Property Description

Id

A unique identifier for this element.

Name

A name for this element.

Documentation

A description of this element.

Camel context

A camel context definition. If you do not specify a context, the default Camel context is used.

Asynchronous

(Advanced) Define this task as asynchronous. This means the task will not be executed as part of the current action of the user, but later. This can be useful if it’s not important to have the task immediately ready.

Exclusive

(Advanced) Define this task as exclusive. This means that, when there are multiple asynchronous elements of the same process instance, none will be executed at the same time. This is useful to solve race conditions.

Execution listeners

Execution listeners configured for this instance. An execution listeners is a piece of logic that is not shown in the diagram and can be used for technical purposes.

Multi-Instance type

Determines if this task is performed multiple times and how. The possible values are:

None

The task is performed once only.

Parallel

The task is performed multiple times, with each instance potentially occurring at the same time as the others.

Sequential

The task is performed multiple times, one instance following on from the previous one.
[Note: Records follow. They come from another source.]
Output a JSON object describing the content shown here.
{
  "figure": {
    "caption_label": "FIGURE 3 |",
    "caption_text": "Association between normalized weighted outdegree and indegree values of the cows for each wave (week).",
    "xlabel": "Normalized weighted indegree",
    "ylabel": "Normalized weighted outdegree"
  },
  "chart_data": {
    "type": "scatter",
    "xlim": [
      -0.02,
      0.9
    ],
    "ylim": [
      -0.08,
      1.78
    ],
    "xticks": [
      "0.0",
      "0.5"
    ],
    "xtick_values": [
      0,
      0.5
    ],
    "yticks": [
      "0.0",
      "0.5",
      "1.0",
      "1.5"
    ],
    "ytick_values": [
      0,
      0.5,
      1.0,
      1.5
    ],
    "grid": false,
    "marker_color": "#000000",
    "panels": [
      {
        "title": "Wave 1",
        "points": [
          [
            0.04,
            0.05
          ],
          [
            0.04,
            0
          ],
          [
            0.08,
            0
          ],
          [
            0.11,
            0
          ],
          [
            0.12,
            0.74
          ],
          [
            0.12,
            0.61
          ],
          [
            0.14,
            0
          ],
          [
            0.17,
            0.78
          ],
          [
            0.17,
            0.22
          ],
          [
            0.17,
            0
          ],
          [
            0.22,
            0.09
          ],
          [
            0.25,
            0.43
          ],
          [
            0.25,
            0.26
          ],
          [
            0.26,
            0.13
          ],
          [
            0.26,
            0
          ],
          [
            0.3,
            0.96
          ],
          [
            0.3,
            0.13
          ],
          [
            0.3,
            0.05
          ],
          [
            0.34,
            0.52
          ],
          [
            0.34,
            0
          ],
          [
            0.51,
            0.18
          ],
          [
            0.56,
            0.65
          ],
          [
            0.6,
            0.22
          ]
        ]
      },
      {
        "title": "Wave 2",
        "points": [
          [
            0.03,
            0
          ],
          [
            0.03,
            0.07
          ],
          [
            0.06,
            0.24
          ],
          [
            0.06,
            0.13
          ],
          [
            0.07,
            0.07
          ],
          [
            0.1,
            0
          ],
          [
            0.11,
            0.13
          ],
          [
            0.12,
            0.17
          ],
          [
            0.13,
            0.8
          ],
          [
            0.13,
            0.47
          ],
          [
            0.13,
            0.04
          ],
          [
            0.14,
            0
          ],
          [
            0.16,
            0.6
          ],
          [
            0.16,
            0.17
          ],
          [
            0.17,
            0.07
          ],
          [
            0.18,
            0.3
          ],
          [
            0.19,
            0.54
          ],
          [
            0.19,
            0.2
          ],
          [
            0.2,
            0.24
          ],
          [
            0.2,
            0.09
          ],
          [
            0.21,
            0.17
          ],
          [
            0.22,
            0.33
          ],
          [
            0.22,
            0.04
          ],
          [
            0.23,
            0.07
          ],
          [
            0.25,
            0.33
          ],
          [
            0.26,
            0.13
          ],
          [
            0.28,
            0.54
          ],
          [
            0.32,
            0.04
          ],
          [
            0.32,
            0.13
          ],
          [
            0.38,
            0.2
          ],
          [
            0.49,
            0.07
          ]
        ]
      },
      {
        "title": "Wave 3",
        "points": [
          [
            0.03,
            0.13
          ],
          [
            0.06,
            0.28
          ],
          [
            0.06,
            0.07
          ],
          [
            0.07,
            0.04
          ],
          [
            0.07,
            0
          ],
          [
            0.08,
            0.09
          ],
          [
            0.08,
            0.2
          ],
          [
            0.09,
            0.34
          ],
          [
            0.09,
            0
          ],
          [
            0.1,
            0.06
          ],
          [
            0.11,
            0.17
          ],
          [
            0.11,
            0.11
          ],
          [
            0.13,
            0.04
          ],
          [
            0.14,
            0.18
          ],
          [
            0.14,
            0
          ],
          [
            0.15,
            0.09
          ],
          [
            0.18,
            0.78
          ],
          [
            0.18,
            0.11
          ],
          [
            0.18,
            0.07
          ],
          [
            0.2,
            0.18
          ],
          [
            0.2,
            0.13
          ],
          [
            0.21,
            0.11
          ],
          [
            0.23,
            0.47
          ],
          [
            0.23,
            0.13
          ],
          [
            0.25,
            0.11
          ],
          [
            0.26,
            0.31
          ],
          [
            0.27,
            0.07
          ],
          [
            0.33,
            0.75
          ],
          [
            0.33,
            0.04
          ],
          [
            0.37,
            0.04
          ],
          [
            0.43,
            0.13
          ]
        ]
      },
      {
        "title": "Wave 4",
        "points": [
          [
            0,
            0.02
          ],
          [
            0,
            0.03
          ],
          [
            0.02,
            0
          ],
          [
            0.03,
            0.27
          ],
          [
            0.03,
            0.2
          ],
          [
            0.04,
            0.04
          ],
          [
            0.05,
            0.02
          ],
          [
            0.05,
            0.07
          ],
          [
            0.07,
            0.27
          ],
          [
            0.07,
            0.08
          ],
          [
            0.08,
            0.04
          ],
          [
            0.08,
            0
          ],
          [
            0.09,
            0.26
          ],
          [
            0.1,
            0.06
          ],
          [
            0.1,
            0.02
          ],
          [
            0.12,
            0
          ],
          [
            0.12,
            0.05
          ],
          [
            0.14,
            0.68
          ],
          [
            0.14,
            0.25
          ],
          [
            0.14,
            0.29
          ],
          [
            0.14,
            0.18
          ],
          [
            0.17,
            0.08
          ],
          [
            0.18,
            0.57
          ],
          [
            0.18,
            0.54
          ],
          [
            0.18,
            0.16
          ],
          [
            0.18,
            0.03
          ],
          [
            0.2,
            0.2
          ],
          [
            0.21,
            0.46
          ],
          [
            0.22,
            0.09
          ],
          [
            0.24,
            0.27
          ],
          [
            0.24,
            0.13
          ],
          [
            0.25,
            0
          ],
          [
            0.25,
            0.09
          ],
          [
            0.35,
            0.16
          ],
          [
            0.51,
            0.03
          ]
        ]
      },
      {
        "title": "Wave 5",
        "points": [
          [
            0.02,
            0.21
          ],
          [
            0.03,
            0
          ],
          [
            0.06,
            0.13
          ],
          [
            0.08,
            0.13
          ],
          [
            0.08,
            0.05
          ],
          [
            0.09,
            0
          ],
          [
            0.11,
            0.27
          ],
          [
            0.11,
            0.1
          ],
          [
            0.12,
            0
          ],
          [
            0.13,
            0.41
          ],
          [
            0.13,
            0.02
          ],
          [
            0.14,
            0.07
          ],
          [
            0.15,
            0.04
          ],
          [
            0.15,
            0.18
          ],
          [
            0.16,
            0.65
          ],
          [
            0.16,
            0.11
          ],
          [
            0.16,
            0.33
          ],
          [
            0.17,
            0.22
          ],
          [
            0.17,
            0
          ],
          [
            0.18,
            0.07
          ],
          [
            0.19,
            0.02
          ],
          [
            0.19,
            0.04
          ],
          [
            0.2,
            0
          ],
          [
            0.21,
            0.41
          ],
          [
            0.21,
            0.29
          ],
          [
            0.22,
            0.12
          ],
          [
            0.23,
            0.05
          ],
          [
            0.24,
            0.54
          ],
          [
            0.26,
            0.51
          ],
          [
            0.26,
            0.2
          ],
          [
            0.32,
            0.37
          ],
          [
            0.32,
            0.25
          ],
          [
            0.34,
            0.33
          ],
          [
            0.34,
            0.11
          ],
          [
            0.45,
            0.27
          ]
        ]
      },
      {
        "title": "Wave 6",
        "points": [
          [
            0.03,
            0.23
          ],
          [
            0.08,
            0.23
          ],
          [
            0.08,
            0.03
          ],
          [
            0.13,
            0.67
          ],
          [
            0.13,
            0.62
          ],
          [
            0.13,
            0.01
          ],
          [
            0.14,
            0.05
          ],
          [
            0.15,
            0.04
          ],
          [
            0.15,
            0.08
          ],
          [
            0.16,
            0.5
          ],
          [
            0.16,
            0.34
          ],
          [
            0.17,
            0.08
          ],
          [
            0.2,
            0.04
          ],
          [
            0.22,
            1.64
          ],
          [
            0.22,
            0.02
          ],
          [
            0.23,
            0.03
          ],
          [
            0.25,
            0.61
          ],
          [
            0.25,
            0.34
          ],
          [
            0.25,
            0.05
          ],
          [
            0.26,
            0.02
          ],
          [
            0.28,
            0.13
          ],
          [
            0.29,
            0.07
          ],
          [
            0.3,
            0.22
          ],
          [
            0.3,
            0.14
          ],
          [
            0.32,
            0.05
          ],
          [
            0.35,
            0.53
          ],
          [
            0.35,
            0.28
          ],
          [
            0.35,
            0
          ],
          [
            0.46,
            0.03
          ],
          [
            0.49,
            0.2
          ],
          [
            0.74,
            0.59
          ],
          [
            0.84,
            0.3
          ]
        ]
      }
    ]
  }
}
Cardinality (Multi-instance)

The number of times the task is to be performed.

Collection (Multi-instance)

The name of a process variable which is a collection. For each item in the collection, an instance of this task will be created.

Element variable (Multi-instance)

A process variable name which will contain the current value of the collection in each task instance.

Completion condition (Multi-instance)

A multi-instance activity normally ends when all instances end. You can specify an expression here to be evaluated each time an instance ends. If the expression evaluates to true, all remaining instances are destroyed and the multi-instance activity ends.